Pro bono lawyer helps wakeboarding harness inventor skim through patent application

By Stacey Singer DeLoye

florida patent pro-bono program wakeboarding harness

University of Central Florida engineering student Matthew White is getting help with a patent application for his wakeboarding harness from pro bono attorney Daniel Pierron through the Florida Patent Pro Bono Program. Photo credit: Robbie Rockwell

Florida beaches aren’t globally recognized for surfing, due to a continental shelf that dampens large waves. But plenty of people love wakeboarding behind a tow boat or skimboarding along the shore, among them, Matthew White, a 23-year-old electrical engineering student at the University of Central Florida.

White designed a clever harness system that makes wakeboarding and skimboarding easier, but he needed help protecting his intellectual property. As a college student, he lacked the funds to hire a patent attorney. He found one in Daniel Pierron, an associate patent attorney at Wireman Malek in Melbourne, who donated his services through the Florida Patent Pro-Bono Program, administered by the Florida Institute for the Commercialization of Research.

The American Bar Association’s Celebrate Pro Bono Week unfolds Oct. 23-29, highlighting volunteer efforts of lawyers who provide greater access to the legal system through donated services. While many of these lawyers help Floridians with family law needs, foreclosures, contract disputes, employment and immigration issues, volunteering opportunities also exist for business law and patent attorneys willing to help cash-poor but idea-rich inventors like White.

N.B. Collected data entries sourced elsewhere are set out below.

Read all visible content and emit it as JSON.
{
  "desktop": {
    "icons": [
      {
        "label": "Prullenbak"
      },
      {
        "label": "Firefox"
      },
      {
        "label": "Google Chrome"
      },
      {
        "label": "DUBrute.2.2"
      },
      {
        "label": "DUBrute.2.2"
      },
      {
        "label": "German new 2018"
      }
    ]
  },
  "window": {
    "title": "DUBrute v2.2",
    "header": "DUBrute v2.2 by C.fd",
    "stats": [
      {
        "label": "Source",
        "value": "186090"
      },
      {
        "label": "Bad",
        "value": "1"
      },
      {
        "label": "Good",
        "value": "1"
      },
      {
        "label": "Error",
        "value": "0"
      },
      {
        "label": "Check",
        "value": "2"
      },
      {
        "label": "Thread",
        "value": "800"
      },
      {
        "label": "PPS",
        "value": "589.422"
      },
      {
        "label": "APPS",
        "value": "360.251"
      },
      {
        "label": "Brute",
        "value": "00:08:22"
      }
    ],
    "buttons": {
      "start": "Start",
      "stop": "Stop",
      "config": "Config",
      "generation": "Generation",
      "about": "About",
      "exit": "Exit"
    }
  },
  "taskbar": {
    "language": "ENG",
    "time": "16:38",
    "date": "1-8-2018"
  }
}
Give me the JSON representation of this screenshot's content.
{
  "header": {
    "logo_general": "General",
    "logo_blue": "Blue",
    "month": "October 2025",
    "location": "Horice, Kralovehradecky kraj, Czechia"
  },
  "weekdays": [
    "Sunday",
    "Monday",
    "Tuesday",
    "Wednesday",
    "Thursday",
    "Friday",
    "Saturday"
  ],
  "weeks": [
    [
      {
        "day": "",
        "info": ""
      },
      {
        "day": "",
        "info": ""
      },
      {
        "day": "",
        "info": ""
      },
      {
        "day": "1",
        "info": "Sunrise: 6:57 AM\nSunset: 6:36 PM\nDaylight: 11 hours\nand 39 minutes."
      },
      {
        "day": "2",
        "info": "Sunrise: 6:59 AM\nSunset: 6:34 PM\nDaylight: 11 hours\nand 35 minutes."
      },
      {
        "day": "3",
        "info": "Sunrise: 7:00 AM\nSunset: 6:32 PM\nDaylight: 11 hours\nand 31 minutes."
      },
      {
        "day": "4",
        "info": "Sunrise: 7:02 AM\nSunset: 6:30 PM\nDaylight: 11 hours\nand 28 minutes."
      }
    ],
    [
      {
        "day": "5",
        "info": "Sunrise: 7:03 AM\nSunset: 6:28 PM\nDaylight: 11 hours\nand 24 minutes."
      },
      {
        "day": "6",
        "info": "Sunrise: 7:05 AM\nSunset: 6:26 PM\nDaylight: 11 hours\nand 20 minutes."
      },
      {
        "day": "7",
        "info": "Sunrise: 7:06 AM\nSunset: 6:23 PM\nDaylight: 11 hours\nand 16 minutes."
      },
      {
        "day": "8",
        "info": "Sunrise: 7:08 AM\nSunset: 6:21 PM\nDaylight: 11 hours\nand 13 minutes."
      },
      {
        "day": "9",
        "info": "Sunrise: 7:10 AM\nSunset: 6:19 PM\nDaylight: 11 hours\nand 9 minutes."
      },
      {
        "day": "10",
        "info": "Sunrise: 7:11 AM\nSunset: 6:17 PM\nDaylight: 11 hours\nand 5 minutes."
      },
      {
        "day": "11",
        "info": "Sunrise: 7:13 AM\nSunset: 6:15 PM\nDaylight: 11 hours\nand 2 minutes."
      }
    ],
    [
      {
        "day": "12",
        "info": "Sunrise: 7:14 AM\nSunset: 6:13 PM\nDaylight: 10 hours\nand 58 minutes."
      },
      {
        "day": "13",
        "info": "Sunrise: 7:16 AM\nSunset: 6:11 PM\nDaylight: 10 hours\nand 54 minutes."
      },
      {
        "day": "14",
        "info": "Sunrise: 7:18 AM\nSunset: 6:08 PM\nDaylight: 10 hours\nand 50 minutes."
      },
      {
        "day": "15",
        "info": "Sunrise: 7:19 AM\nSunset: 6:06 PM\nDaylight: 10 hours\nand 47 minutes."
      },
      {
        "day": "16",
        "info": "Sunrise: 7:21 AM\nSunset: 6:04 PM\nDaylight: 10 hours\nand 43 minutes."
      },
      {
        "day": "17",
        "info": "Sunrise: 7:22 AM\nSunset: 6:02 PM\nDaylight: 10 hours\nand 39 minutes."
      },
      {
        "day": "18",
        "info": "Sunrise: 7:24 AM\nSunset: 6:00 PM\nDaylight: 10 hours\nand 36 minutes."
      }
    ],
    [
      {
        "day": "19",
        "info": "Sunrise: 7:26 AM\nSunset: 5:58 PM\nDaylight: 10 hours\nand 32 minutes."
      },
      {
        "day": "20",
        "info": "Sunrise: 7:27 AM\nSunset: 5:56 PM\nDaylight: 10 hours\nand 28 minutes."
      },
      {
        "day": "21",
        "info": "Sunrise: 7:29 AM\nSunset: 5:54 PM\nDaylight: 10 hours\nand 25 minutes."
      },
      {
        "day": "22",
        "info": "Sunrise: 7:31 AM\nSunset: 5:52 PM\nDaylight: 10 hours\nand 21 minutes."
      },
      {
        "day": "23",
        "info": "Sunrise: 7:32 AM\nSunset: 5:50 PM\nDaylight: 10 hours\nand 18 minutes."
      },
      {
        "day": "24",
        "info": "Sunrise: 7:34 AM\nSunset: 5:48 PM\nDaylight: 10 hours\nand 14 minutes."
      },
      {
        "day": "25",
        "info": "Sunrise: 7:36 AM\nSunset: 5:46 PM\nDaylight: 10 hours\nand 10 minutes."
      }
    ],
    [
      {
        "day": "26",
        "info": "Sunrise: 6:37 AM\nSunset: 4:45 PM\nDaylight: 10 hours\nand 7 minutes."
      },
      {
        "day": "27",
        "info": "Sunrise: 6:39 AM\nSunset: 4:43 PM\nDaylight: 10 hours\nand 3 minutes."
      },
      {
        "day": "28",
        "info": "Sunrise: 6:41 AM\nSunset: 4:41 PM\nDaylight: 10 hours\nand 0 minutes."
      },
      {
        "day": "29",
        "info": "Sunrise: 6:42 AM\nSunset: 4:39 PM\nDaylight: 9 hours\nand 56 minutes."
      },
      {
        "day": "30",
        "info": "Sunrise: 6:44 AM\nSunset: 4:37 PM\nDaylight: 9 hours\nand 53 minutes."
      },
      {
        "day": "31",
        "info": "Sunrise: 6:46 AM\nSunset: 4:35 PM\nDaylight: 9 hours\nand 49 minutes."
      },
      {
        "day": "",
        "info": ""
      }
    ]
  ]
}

White said the idea for his invention literally came at the beach. When there’s no tow boat available, or the waves are too puny for skimboarding, friends often resort to running and pulling their friends behind them, but it can be awkward. White’s Towboarding Harness features a rope and a waterski handle that make it easy for another person to serve the role of towboat, running to give their friend a crazy-fun ride skimming along the wet sand, waves or no waves. It’s a great tool for teaching children to skimboard and wakeboard safely, White said. “Another use is in the fitness industry, and using it for off-road skateboarding,” he added.

After designing his harness, making it and testing it out on the beach multiple times, White formed a company, Mainland Tow, and worked to put up a web site. He knew he probably should protect his intellectual property, too, and so he did his homework and filed a provisional patent on his own, understanding that he’d have to do much more to actually win the patent.

An attorney at his college told him about the Florida Institute for the Commercialization of Research, which runs the Florida Patent Pro-Bono Program, launched in May 2015 under the guidance of the U.S. Patent and Trademark Office. A national program, it grew out of the Leahy-Smith America Invents Act, passed in 2011, which calls for the support of pro bono programs in every state to help lower-income inventors develop ideas into products. White said he applied on line, saw that he qualified, and was soon matched with Pierron.

“It was very easy. The lawyer called me, said I’m interested in helping out, and we’ve been partners ever since,” White said.

Pierron said he was impressed with White’s provisional application, but it needed more work to move past the provisional stage. “It is really ill-advised for a non-patent professional to try to do the non-provisional part by themselves — there is a lot of learning in what language to use, what scope to use, and it is very difficult for a lay person to get themselves up to speed on that,” he said.

With drawings and descriptions now complete and submitted, the non-provisional patent application is in and awaiting a decision. Meanwhile, White expects his partnership with Pierron to continue into the future.

“My next invention is using created circuit boards, and he does a lot of semiconductor device patents, so I think he definitely could be a partner of mine in the future,” White said.